As you’d expect given that slider, Ottavino was indeed more effective against righties than lefties last season. That isn’t to say he was bad against lefties. Not at all. They hit .174/.319/.241 (.252 wOBA) against him with a 32.4% strikeout rate. It’s just that Ottavino held righties to a .138/.231/.236 (.215 wOBA) batting line with a 39.4% strikeout rate. He was outstanding against righties and he didn’t need to be sheltered from lefties either.
The perfect world scenario would be using Ottavino as the top right-handed matchup guy. Mookie Betts at the plate in a big spot in the sixth inning? J.D. Martinez in the seventh? Tommy Pham or Vlad Guerrero Jr. in the fifth? With Betances locked into the eighth inning for the time being, Ottavino is best equipped for those situations. The pure stuff is enough to overwhelm any right-handed batter. Matching up against top righty bats rather than being married to one set inning seems like the best way to use Ottavino.
Bullpen roles tend to develop organically as the season progresses — who had Betances being the team’s no-doubt Eighth Inning Guy™ at this time last year? — and my guess is Ottavino will be in that seventh inning mix with Britton. Perhaps they’ll share the role, with Ottavino facing tough righties and Britton facing tough lefties as necessary. That’s probably easiest. Of course, there will also be days he’s needed in the eighth inning, or the fifth. That’s baseball.
* * *
Replacing Robertson with Ottavino is very similar to replacing Robertson with Andrew Miller. In both instances the Yankees let Robertson, a very effective homegrown reliever and a known quantity, leave as a free agent so they could replace him with a cheaper player (in terms of annual salary) with a much shorter track record, but also someone who had a chance to be just as good as Robertson, if not better. Same idea both times.
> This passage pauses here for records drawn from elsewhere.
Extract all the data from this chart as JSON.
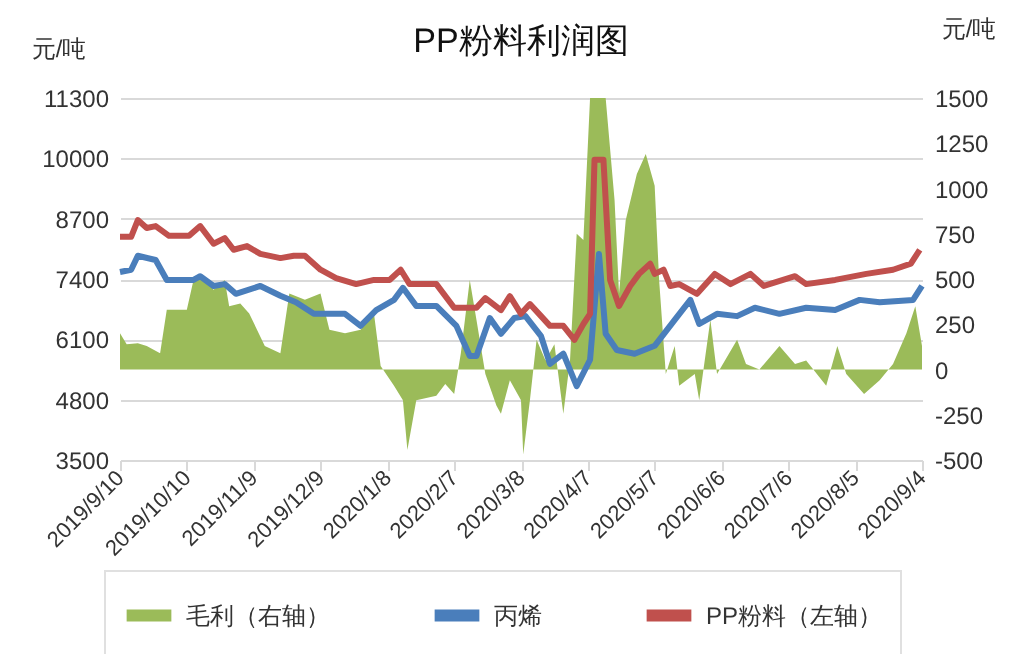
{
  "chart_data": {
    "type": "line",
    "title": "PP粉料利润图",
    "ylabel": "元/吨",
    "y2label": "元/吨",
    "xlim": [
      "2019-09-10",
      "2020-09-04"
    ],
    "xticks": [
      {
        "value": "2019-09-10",
        "label": "2019/9/10"
      },
      {
        "value": "2019-10-10",
        "label": "2019/10/10"
      },
      {
        "value": "2019-11-09",
        "label": "2019/11/9"
      },
      {
        "value": "2019-12-09",
        "label": "2019/12/9"
      },
      {
        "value": "2020-01-08",
        "label": "2020/1/8"
      },
      {
        "value": "2020-02-07",
        "label": "2020/2/7"
      },
      {
        "value": "2020-03-08",
        "label": "2020/3/8"
      },
      {
        "value": "2020-04-07",
        "label": "2020/4/7"
      },
      {
        "value": "2020-05-07",
        "label": "2020/5/7"
      },
      {
        "value": "2020-06-06",
        "label": "2020/6/6"
      },
      {
        "value": "2020-07-06",
        "label": "2020/7/6"
      },
      {
        "value": "2020-08-05",
        "label": "2020/8/5"
      },
      {
        "value": "2020-09-04",
        "label": "2020/9/4"
      }
    ],
    "ylim": [
      3500,
      11300
    ],
    "yticks": [
      3500,
      4800,
      6100,
      7400,
      8700,
      10000,
      11300
    ],
    "y2lim": [
      -500,
      1500
    ],
    "y2ticks": [
      -500,
      -250,
      0,
      250,
      500,
      750,
      1000,
      1250,
      1500
    ],
    "grid": "y",
    "legend": "bottom",
    "series": [
      {
        "name": "毛利（右轴）",
        "type": "area",
        "axis": "y2",
        "color": "#9bbb59",
        "x": [
          "2019-09-10",
          "2019-09-13",
          "2019-09-18",
          "2019-09-22",
          "2019-09-28",
          "2019-10-01",
          "2019-10-10",
          "2019-10-13",
          "2019-10-16",
          "2019-10-22",
          "2019-10-27",
          "2019-10-29",
          "2019-11-03",
          "2019-11-07",
          "2019-11-14",
          "2019-11-21",
          "2019-11-25",
          "2019-12-02",
          "2019-12-09",
          "2019-12-13",
          "2019-12-20",
          "2019-12-27",
          "2020-01-02",
          "2020-01-05",
          "2020-01-11",
          "2020-01-15",
          "2020-01-17",
          "2020-01-21",
          "2020-01-30",
          "2020-02-03",
          "2020-02-07",
          "2020-02-10",
          "2020-02-14",
          "2020-02-17",
          "2020-02-21",
          "2020-02-26",
          "2020-02-28",
          "2020-03-03",
          "2020-03-08",
          "2020-03-09",
          "2020-03-12",
          "2020-03-15",
          "2020-03-19",
          "2020-03-23",
          "2020-03-27",
          "2020-03-30",
          "2020-04-02",
          "2020-04-05",
          "2020-04-08",
          "2020-04-15",
          "2020-04-19",
          "2020-04-21",
          "2020-04-24",
          "2020-04-29",
          "2020-05-03",
          "2020-05-07",
          "2020-05-09",
          "2020-05-12",
          "2020-05-16",
          "2020-05-18",
          "2020-05-25",
          "2020-05-27",
          "2020-06-01",
          "2020-06-04",
          "2020-06-13",
          "2020-06-17",
          "2020-06-23",
          "2020-07-02",
          "2020-07-09",
          "2020-07-14",
          "2020-07-23",
          "2020-07-28",
          "2020-08-01",
          "2020-08-09",
          "2020-08-16",
          "2020-08-22",
          "2020-08-28",
          "2020-09-01",
          "2020-09-04"
        ],
        "values": [
          200,
          140,
          145,
          130,
          90,
          330,
          330,
          495,
          520,
          440,
          495,
          350,
          365,
          310,
          130,
          90,
          420,
          385,
          420,
          220,
          200,
          220,
          310,
          20,
          -90,
          -170,
          -445,
          -170,
          -145,
          -80,
          -135,
          90,
          495,
          275,
          -25,
          -200,
          -245,
          -60,
          -170,
          -470,
          -170,
          165,
          50,
          140,
          -245,
          50,
          750,
          715,
          1500,
          1500,
          935,
          420,
          825,
          1080,
          1190,
          1015,
          495,
          -25,
          130,
          -90,
          -25,
          -170,
          275,
          -25,
          165,
          30,
          0,
          130,
          30,
          50,
          -90,
          130,
          -25,
          -135,
          -60,
          30,
          200,
          350,
          130
        ]
      },
      {
        "name": "丙烯",
        "color": "#4a7ebb",
        "x": [
          "2019-09-10",
          "2019-09-15",
          "2019-09-18",
          "2019-09-26",
          "2019-10-01",
          "2019-10-13",
          "2019-10-16",
          "2019-10-22",
          "2019-10-27",
          "2019-11-01",
          "2019-11-12",
          "2019-11-21",
          "2019-11-28",
          "2019-12-06",
          "2019-12-20",
          "2019-12-27",
          "2020-01-03",
          "2020-01-11",
          "2020-01-15",
          "2020-01-21",
          "2020-01-30",
          "2020-02-08",
          "2020-02-14",
          "2020-02-17",
          "2020-02-23",
          "2020-02-28",
          "2020-03-05",
          "2020-03-10",
          "2020-03-17",
          "2020-03-21",
          "2020-03-27",
          "2020-04-02",
          "2020-04-08",
          "2020-04-12",
          "2020-04-15",
          "2020-04-20",
          "2020-04-28",
          "2020-05-07",
          "2020-05-16",
          "2020-05-23",
          "2020-05-27",
          "2020-06-04",
          "2020-06-13",
          "2020-06-21",
          "2020-07-02",
          "2020-07-14",
          "2020-07-27",
          "2020-08-07",
          "2020-08-16",
          "2020-08-31",
          "2020-09-04"
        ],
        "values": [
          7550,
          7600,
          7900,
          7810,
          7380,
          7380,
          7460,
          7250,
          7290,
          7080,
          7250,
          7040,
          6900,
          6650,
          6650,
          6390,
          6730,
          6950,
          7210,
          6820,
          6820,
          6390,
          5740,
          5740,
          6560,
          6220,
          6560,
          6600,
          6170,
          5570,
          5790,
          5090,
          5660,
          7940,
          6220,
          5870,
          5790,
          5960,
          6520,
          6950,
          6430,
          6650,
          6600,
          6780,
          6650,
          6780,
          6730,
          6950,
          6900,
          6950,
          7250
        ]
      },
      {
        "name": "PP粉料（左轴）",
        "color": "#c0504d",
        "x": [
          "2019-09-10",
          "2019-09-15",
          "2019-09-18",
          "2019-09-22",
          "2019-09-26",
          "2019-10-02",
          "2019-10-11",
          "2019-10-16",
          "2019-10-22",
          "2019-10-27",
          "2019-10-31",
          "2019-11-06",
          "2019-11-12",
          "2019-11-21",
          "2019-11-27",
          "2019-12-02",
          "2019-12-09",
          "2019-12-16",
          "2019-12-25",
          "2020-01-02",
          "2020-01-09",
          "2020-01-14",
          "2020-01-18",
          "2020-01-30",
          "2020-02-07",
          "2020-02-17",
          "2020-02-21",
          "2020-02-28",
          "2020-03-03",
          "2020-03-08",
          "2020-03-12",
          "2020-03-17",
          "2020-03-21",
          "2020-03-27",
          "2020-04-01",
          "2020-04-05",
          "2020-04-08",
          "2020-04-10",
          "2020-04-14",
          "2020-04-17",
          "2020-04-21",
          "2020-04-26",
          "2020-04-30",
          "2020-05-05",
          "2020-05-07",
          "2020-05-11",
          "2020-05-14",
          "2020-05-18",
          "2020-05-26",
          "2020-06-03",
          "2020-06-10",
          "2020-06-19",
          "2020-06-25",
          "2020-07-09",
          "2020-07-14",
          "2020-07-27",
          "2020-08-10",
          "2020-08-22",
          "2020-08-30",
          "2020-09-03"
        ],
        "values": [
          8310,
          8310,
          8670,
          8500,
          8540,
          8330,
          8330,
          8540,
          8160,
          8280,
          8030,
          8110,
          7940,
          7850,
          7900,
          7900,
          7600,
          7420,
          7290,
          7380,
          7380,
          7600,
          7290,
          7290,
          6780,
          6780,
          6990,
          6730,
          7030,
          6650,
          6860,
          6600,
          6390,
          6390,
          6090,
          6430,
          6650,
          9970,
          9970,
          7380,
          6820,
          7250,
          7510,
          7730,
          7510,
          7600,
          7250,
          7290,
          7080,
          7510,
          7290,
          7510,
          7250,
          7460,
          7290,
          7380,
          7510,
          7600,
          7730,
          8030
        ]
      }
    ]
  }
}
Miller had one elite season under his belt when the Yankees signed him and the same applies to Ottavino now. Trading Miller for prospects in year two of his four-year contract was definitely not part of the plan, and boy, if the Yankees have to trade Ottavino for prospects at some point, it would mean something really went wrong. The logic is the similar though, and the Miller/Robertson move worked out pretty well. A repeat with Ottavino would be splendid.